En ropa, la confianza convierte casi tanto como el diseño. Si la clienta siente que ocultas información o que devolver será una pelea, abandona antes de pagar. Por eso la parte legal no es un adorno, es una palanca comercial. Y cuando esa base está resuelta, ya puedes pensar en escalar con menos fricción.
La ruta que yo seguiría para arrancar con menos riesgo
Si tuviera que resumir el proceso en una secuencia sencilla, haría esto: primero definiría un nicho claro, después lanzaría pocas referencias, luego validaría el canal más lógico y solo entonces invertiría fuerte en contenido y anuncios. No abriría una tienda enorme para descubrir después qué talla, qué estilo o qué precio sí funcionan.

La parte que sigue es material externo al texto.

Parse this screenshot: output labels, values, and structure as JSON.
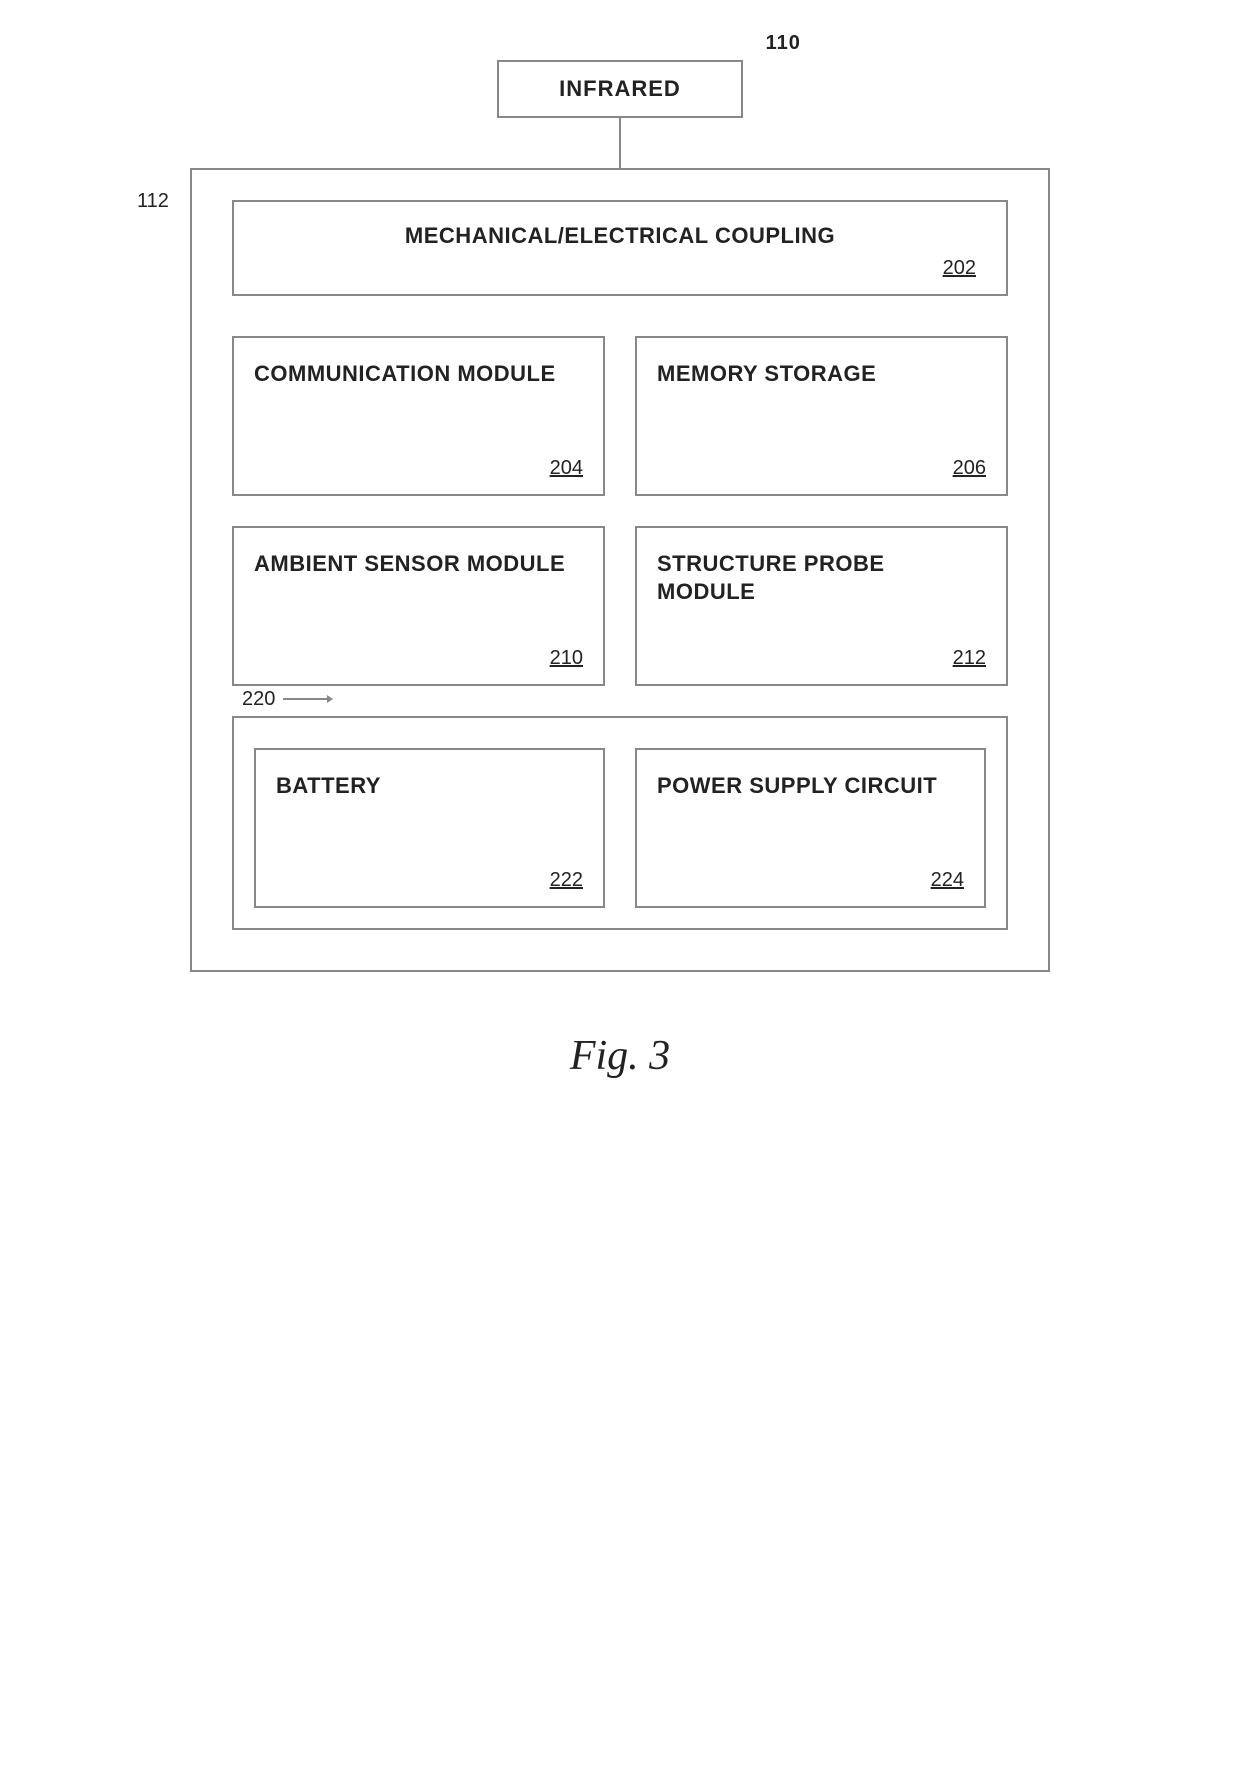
{
  "diagram": {
    "infrared": {
      "label": "INFRARED",
      "ref": "110"
    },
    "outer_box_ref": "112",
    "mec": {
      "label": "MECHANICAL/ELECTRICAL COUPLING",
      "ref": "202"
    },
    "row1": [
      {
        "label": "COMMUNICATION MODULE",
        "ref": "204"
      },
      {
        "label": "MEMORY STORAGE",
        "ref": "206"
      }
    ],
    "row2": [
      {
        "label": "AMBIENT SENSOR MODULE",
        "ref": "210"
      },
      {
        "label": "STRUCTURE PROBE MODULE",
        "ref": "212"
      }
    ],
    "power_section": {
      "ref": "220",
      "boxes": [
        {
          "label": "BATTERY",
          "ref": "222"
        },
        {
          "label": "POWER SUPPLY CIRCUIT",
          "ref": "224"
        }
      ]
    },
    "figure_label": "Fig. 3"
  }
}
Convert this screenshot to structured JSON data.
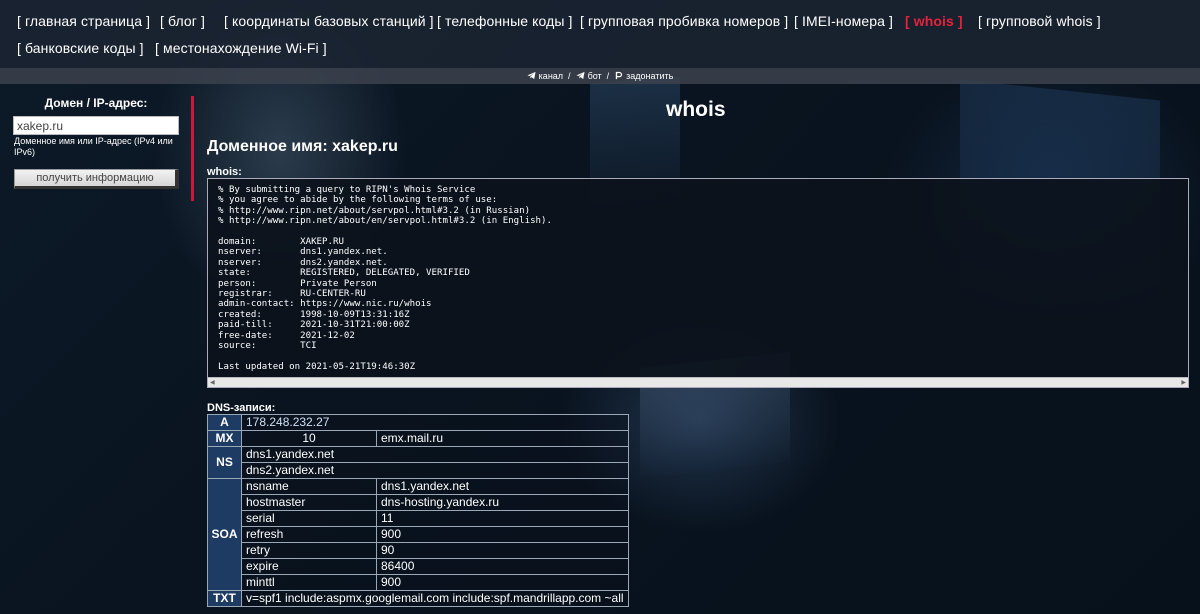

- Fase 1: prueba con poco stock o con un catálogo acotado.
- Fase 2: mejora la ficha de producto y corrige objeciones de talla y envío.
- Fase 3: escala lo que ya tiene margen y rotación.
Si quieres vender ropa por internet de forma sostenible, piensa menos en estar en todas partes y más en construir una operación que aguante devoluciones, publicidad y estacionalidad sin desordenarse. Ahí es donde se nota de verdad si tu tienda está lista para crecer.